Ces dernières années, plus que jamais, nous assistons à une omniprésente dissociation entre la parole et le corps humain, autrefois indispensable pour la véhiculer. Dans certains contextes, cette construction de chair et d’os est pourtant loin de servir de simple instrument.
Amené à être physiquement présent dans l’espace interactionnel, l’interprète travaillant dans les institutions publiques telles que les hôpitaux, les corps de police ou les tribunaux met, consciemment ou non, son corps au service de la communication. Sa position symbolique dans la dynamique triangulaire est ainsi redéfinie par son positionnement parmi les autres corps parlants. Le rôle qu’il assume dans l’interaction est inévitablement filtré par sa présence. À chaque nouvelle rencontre, sa corporéité est mise à l’épreuve à travers des rapprochements avec des traits physiques d’autres interactants. L’absence de signe distinctifs, tels qu’un code vestimentaire particulier ou un badge professionnel, encourage l’attention de celui qui l’écoute à se porter sur des signes d’ordre personnel. Contrairement à un médecin ou à un juge, dont la blouse ou la toge constituent un outil d’identification et de dépersonnalisation en même temps, l’interprète occupe une fonction qui n’est pas reconnue de façon égale par chacun des membres de la situation communicationnelle. Non assimilé à une fonction sociale, il reste avant tout une personne dont on entend la voix, dont on perçoit les gestes, dont on suit le regard… dont l’ethos et tous ces paramètres sont autant d’éléments d’influence, du sens et de la communication.
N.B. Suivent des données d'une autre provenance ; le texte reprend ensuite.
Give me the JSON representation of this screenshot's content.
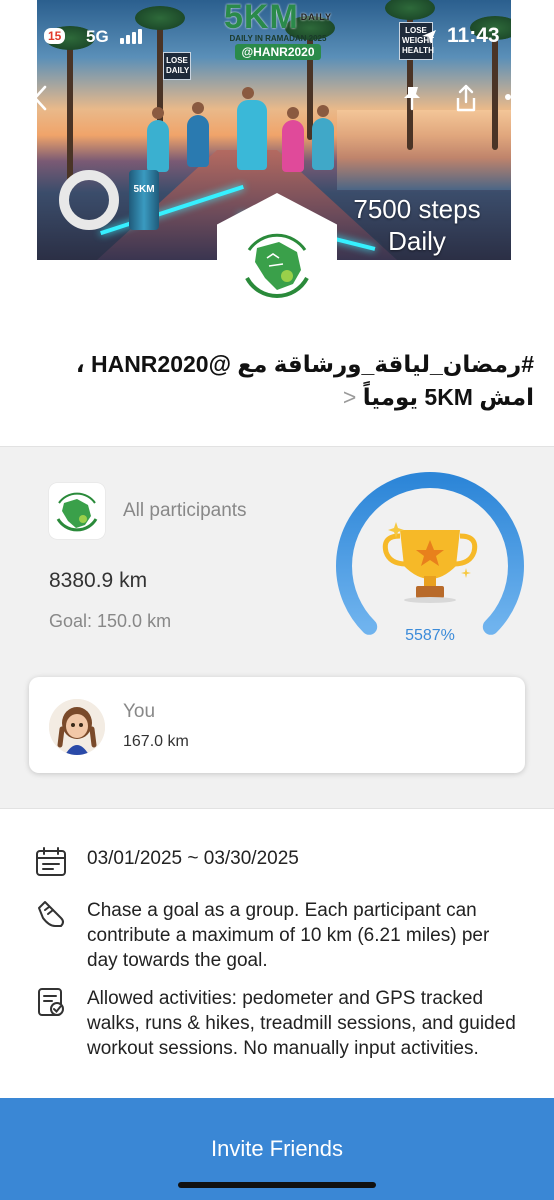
{
  "status_bar": {
    "time": "11:43",
    "network": "5G",
    "badge": "15"
  },
  "banner": {
    "brand_title": "5KM",
    "brand_daily": "DAILY",
    "brand_sub": "DAILY IN RAMADAN 2025",
    "brand_handle": "@HANR2020",
    "steps_text": "7500 steps Daily",
    "sign_left": "LOSE DAILY",
    "sign_right": "LOSE WEIGHT HEALTH",
    "can_text": "5KM"
  },
  "nav": {
    "back_icon": "chevron-left-icon",
    "pin_icon": "pin-icon",
    "share_icon": "share-icon",
    "more_icon": "more-icon"
  },
  "challenge": {
    "title": "#رمضان_لياقة_ورشاقة مع @HANR2020 ، امش 5KM يومياً",
    "chevron": "<"
  },
  "progress": {
    "participants_label": "All participants",
    "distance": "8380.9 km",
    "goal": "Goal: 150.0 km",
    "percent_text": "5587%",
    "ring_fraction": 1.0,
    "accent": "#3b8bd9"
  },
  "you": {
    "label": "You",
    "distance": "167.0 km"
  },
  "info": {
    "dates": "03/01/2025 ~ 03/30/2025",
    "description": "Chase a goal as a group. Each participant can contribute a maximum of 10 km (6.21 miles) per day towards the goal.",
    "activities": "Allowed activities: pedometer and GPS tracked walks, runs & hikes, treadmill sessions, and guided workout sessions. No manually input activities."
  },
  "cta": {
    "invite_label": "Invite Friends",
    "color": "#3a87d5"
  }
}
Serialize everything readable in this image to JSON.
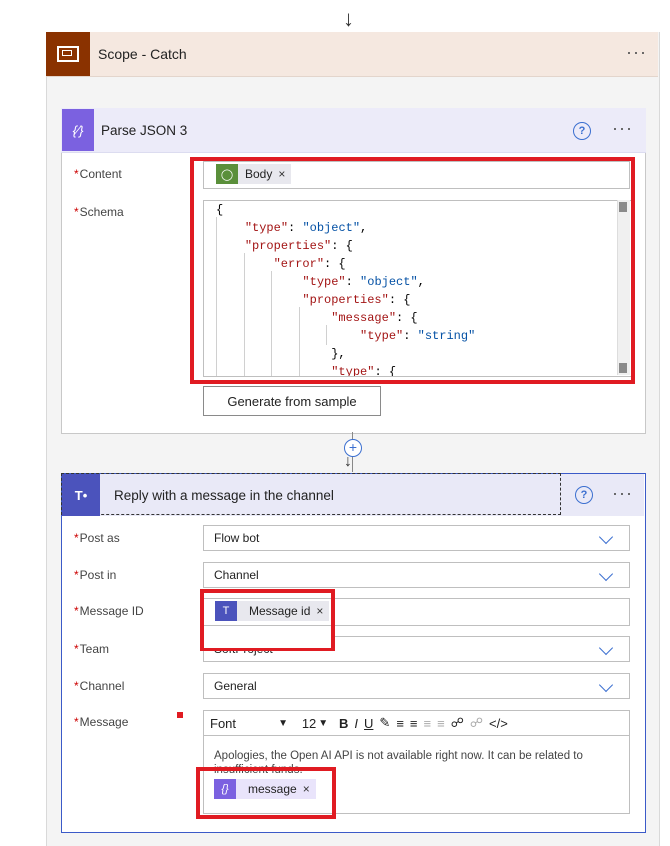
{
  "scope": {
    "title": "Scope - Catch",
    "more": "···",
    "accent": "#8a3200"
  },
  "parse": {
    "title": "Parse JSON 3",
    "help": "?",
    "more": "···",
    "content_label": "Content",
    "content_token": "Body",
    "schema_label": "Schema",
    "schema_lines": [
      "{",
      "    \"type\": \"object\",",
      "    \"properties\": {",
      "        \"error\": {",
      "            \"type\": \"object\",",
      "            \"properties\": {",
      "                \"message\": {",
      "                    \"type\": \"string\"",
      "                },",
      "                \"type\": {"
    ],
    "generate_button": "Generate from sample"
  },
  "add": {
    "plus": "+"
  },
  "reply": {
    "title": "Reply with a message in the channel",
    "help": "?",
    "more": "···",
    "post_as_label": "Post as",
    "post_as_value": "Flow bot",
    "post_in_label": "Post in",
    "post_in_value": "Channel",
    "message_id_label": "Message ID",
    "message_id_token": "Message id",
    "team_label": "Team",
    "team_value": "SoftProject",
    "channel_label": "Channel",
    "channel_value": "General",
    "message_label": "Message",
    "toolbar": {
      "font": "Font",
      "size": "12"
    },
    "message_text": "Apologies, the Open AI API is not available right now. It can be related to insufficient funds.",
    "message_token": "message",
    "accent": "#4b53bc"
  },
  "required_mark": "*",
  "token_remove": "×"
}
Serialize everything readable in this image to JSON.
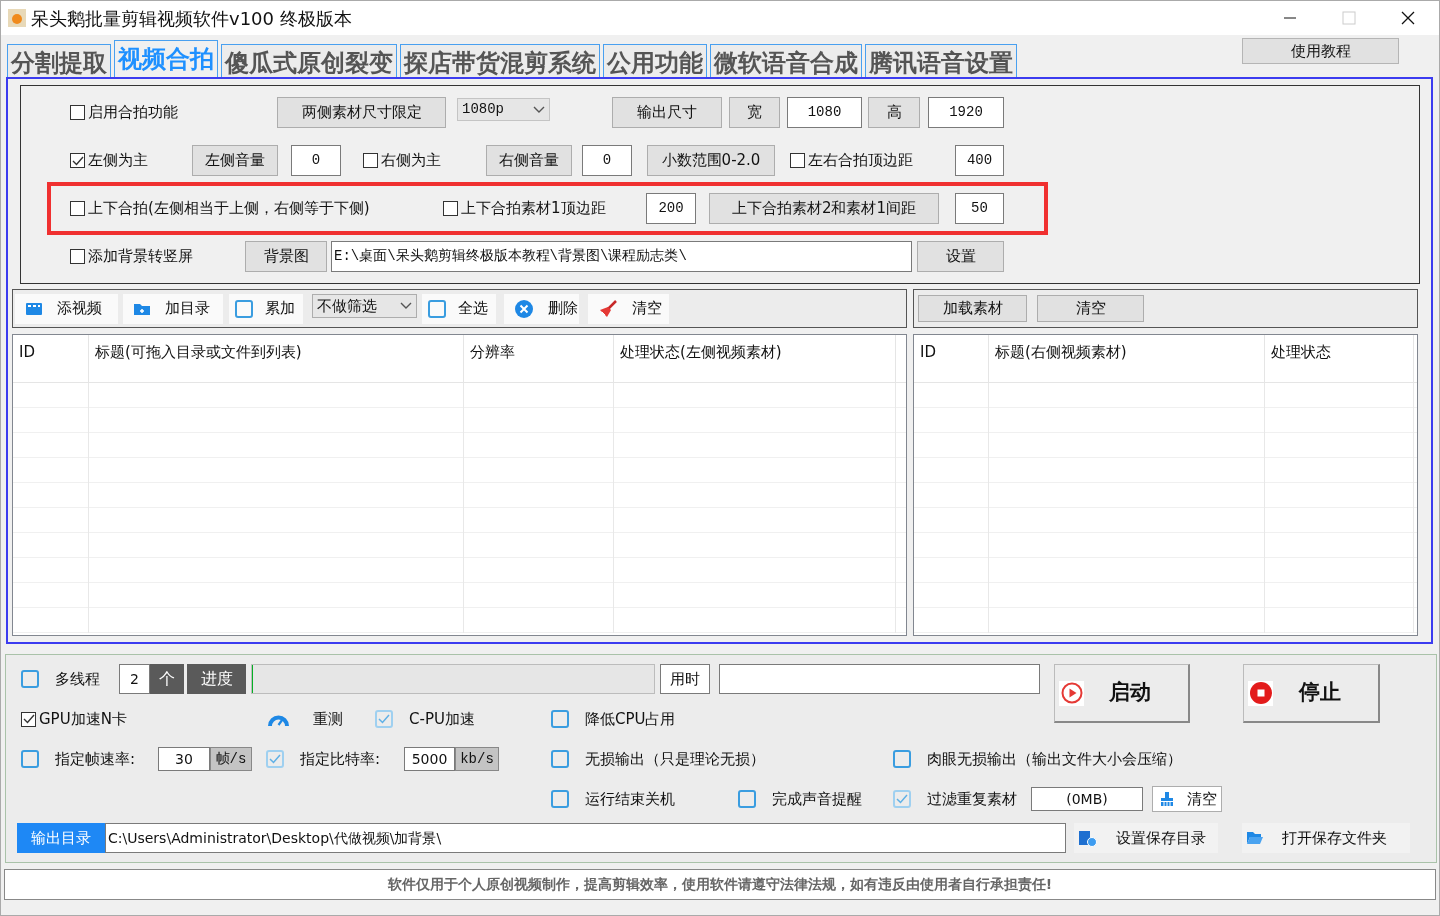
{
  "window": {
    "title": "呆头鹅批量剪辑视频软件v100 终极版本"
  },
  "tabs": [
    {
      "label": "分割提取",
      "selected": false
    },
    {
      "label": "视频合拍",
      "selected": true
    },
    {
      "label": "傻瓜式原创裂变",
      "selected": false
    },
    {
      "label": "探店带货混剪系统",
      "selected": false
    },
    {
      "label": "公用功能",
      "selected": false
    },
    {
      "label": "微软语音合成",
      "selected": false
    },
    {
      "label": "腾讯语音设置",
      "selected": false
    }
  ],
  "help_button": "使用教程",
  "settings": {
    "rows": [
      {
        "highlighted": false,
        "items": [
          {
            "kind": "checkbox",
            "label": "启用合拍功能",
            "checked": false
          },
          {
            "kind": "button",
            "label": "两侧素材尺寸限定"
          },
          {
            "kind": "select",
            "value": "1080p"
          },
          {
            "kind": "button",
            "label": "输出尺寸"
          },
          {
            "kind": "button",
            "label": "宽"
          },
          {
            "kind": "field",
            "value": "1080"
          },
          {
            "kind": "button",
            "label": "高"
          },
          {
            "kind": "field",
            "value": "1920"
          }
        ]
      },
      {
        "highlighted": false,
        "items": [
          {
            "kind": "checkbox",
            "label": "左侧为主",
            "checked": true
          },
          {
            "kind": "button",
            "label": "左侧音量"
          },
          {
            "kind": "field",
            "value": "0"
          },
          {
            "kind": "checkbox",
            "label": "右侧为主",
            "checked": false
          },
          {
            "kind": "button",
            "label": "右侧音量"
          },
          {
            "kind": "field",
            "value": "0"
          },
          {
            "kind": "button",
            "label": "小数范围0-2.0"
          },
          {
            "kind": "checkbox",
            "label": "左右合拍顶边距",
            "checked": false
          },
          {
            "kind": "field",
            "value": "400"
          }
        ]
      },
      {
        "highlighted": true,
        "items": [
          {
            "kind": "checkbox",
            "label": "上下合拍(左侧相当于上侧，右侧等于下侧)",
            "checked": false
          },
          {
            "kind": "checkbox",
            "label": "上下合拍素材1顶边距",
            "checked": false
          },
          {
            "kind": "field",
            "value": "200"
          },
          {
            "kind": "button",
            "label": "上下合拍素材2和素材1间距"
          },
          {
            "kind": "field",
            "value": "50"
          }
        ]
      },
      {
        "highlighted": false,
        "items": [
          {
            "kind": "checkbox",
            "label": "添加背景转竖屏",
            "checked": false
          },
          {
            "kind": "button",
            "label": "背景图"
          },
          {
            "kind": "field",
            "value": "E:\\桌面\\呆头鹅剪辑终极版本教程\\背景图\\课程励志类\\"
          },
          {
            "kind": "button",
            "label": "设置"
          }
        ]
      }
    ]
  },
  "left_toolbar": [
    {
      "kind": "add-video",
      "label": "添视频"
    },
    {
      "kind": "add-folder",
      "label": "加目录"
    },
    {
      "kind": "checkbox",
      "label": "累加",
      "checked": false
    },
    {
      "kind": "select",
      "value": "不做筛选"
    },
    {
      "kind": "checkbox",
      "label": "全选",
      "checked": false
    },
    {
      "kind": "delete",
      "label": "删除"
    },
    {
      "kind": "broom",
      "label": "清空"
    }
  ],
  "right_toolbar": [
    {
      "label": "加载素材"
    },
    {
      "label": "清空"
    }
  ],
  "left_table": {
    "columns": [
      "ID",
      "标题(可拖入目录或文件到列表)",
      "分辨率",
      "处理状态(左侧视频素材)"
    ]
  },
  "right_table": {
    "columns": [
      "ID",
      "标题(右侧视频素材)",
      "处理状态"
    ]
  },
  "bottom_panel": {
    "lines": [
      {
        "controls": [
          {
            "kind": "flat-checkbox",
            "label": "多线程",
            "checked": false
          },
          {
            "kind": "field",
            "value": "2"
          },
          {
            "kind": "dark-label",
            "text": "个"
          },
          {
            "kind": "dark-label",
            "text": "进度"
          },
          {
            "kind": "progress",
            "level": 0
          },
          {
            "kind": "caption",
            "text": "用时"
          },
          {
            "kind": "field"
          },
          {
            "kind": "play-button",
            "label": "启动"
          },
          {
            "kind": "stop-button",
            "label": "停止"
          }
        ]
      },
      {
        "controls": [
          {
            "kind": "checkbox",
            "label": "GPU加速N卡",
            "checked": true
          },
          {
            "kind": "gauge-button",
            "label": "重测"
          },
          {
            "kind": "flat-checkbox",
            "label": "C-PU加速",
            "checked": true
          },
          {
            "kind": "flat-checkbox",
            "label": "降低CPU占用",
            "checked": false
          }
        ]
      },
      {
        "controls": [
          {
            "kind": "flat-checkbox",
            "label": "指定帧速率:",
            "checked": false
          },
          {
            "kind": "field",
            "value": "30"
          },
          {
            "kind": "unit",
            "text": "帧/s"
          },
          {
            "kind": "flat-checkbox",
            "label": "指定比特率:",
            "checked": true
          },
          {
            "kind": "field",
            "value": "5000"
          },
          {
            "kind": "unit",
            "text": "kb/s"
          },
          {
            "kind": "flat-checkbox",
            "label": "无损输出（只是理论无损）",
            "checked": false
          },
          {
            "kind": "flat-checkbox",
            "label": "肉眼无损输出（输出文件大小会压缩）",
            "checked": false
          }
        ]
      },
      {
        "controls": [
          {
            "kind": "flat-checkbox",
            "label": "运行结束关机",
            "checked": false
          },
          {
            "kind": "flat-checkbox",
            "label": "完成声音提醒",
            "checked": false
          },
          {
            "kind": "flat-checkbox",
            "label": "过滤重复素材",
            "checked": true
          },
          {
            "kind": "field",
            "value": "(0MB)"
          },
          {
            "kind": "broom-button",
            "label": "清空"
          }
        ]
      },
      {
        "controls": [
          {
            "kind": "blue-label",
            "text": "输出目录"
          },
          {
            "kind": "field",
            "value": "C:\\Users\\Administrator\\Desktop\\代做视频\\加背景\\"
          },
          {
            "kind": "set-folder-button",
            "label": "设置保存目录"
          },
          {
            "kind": "open-folder-button",
            "label": "打开保存文件夹"
          }
        ]
      }
    ]
  },
  "footer": "软件仅用于个人原创视频制作，提高剪辑效率，使用软件请遵守法律法规，如有违反由使用者自行承担责任!"
}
Quelles sont les conséquences sociopsychologiques de la présence et de l’ethos de l’interprète dans l’espace interactionnel partagé en service public ? Quel est l’impact de la proximité physique sur la dynamique communicationnelle du dialogue à trois ? La visibilité des gestes et d’autres productions non-verbales des interactants permet-elle de transformer l’espace institutionnel, divisé par une invisible barrière linguistique, en espace de partage ?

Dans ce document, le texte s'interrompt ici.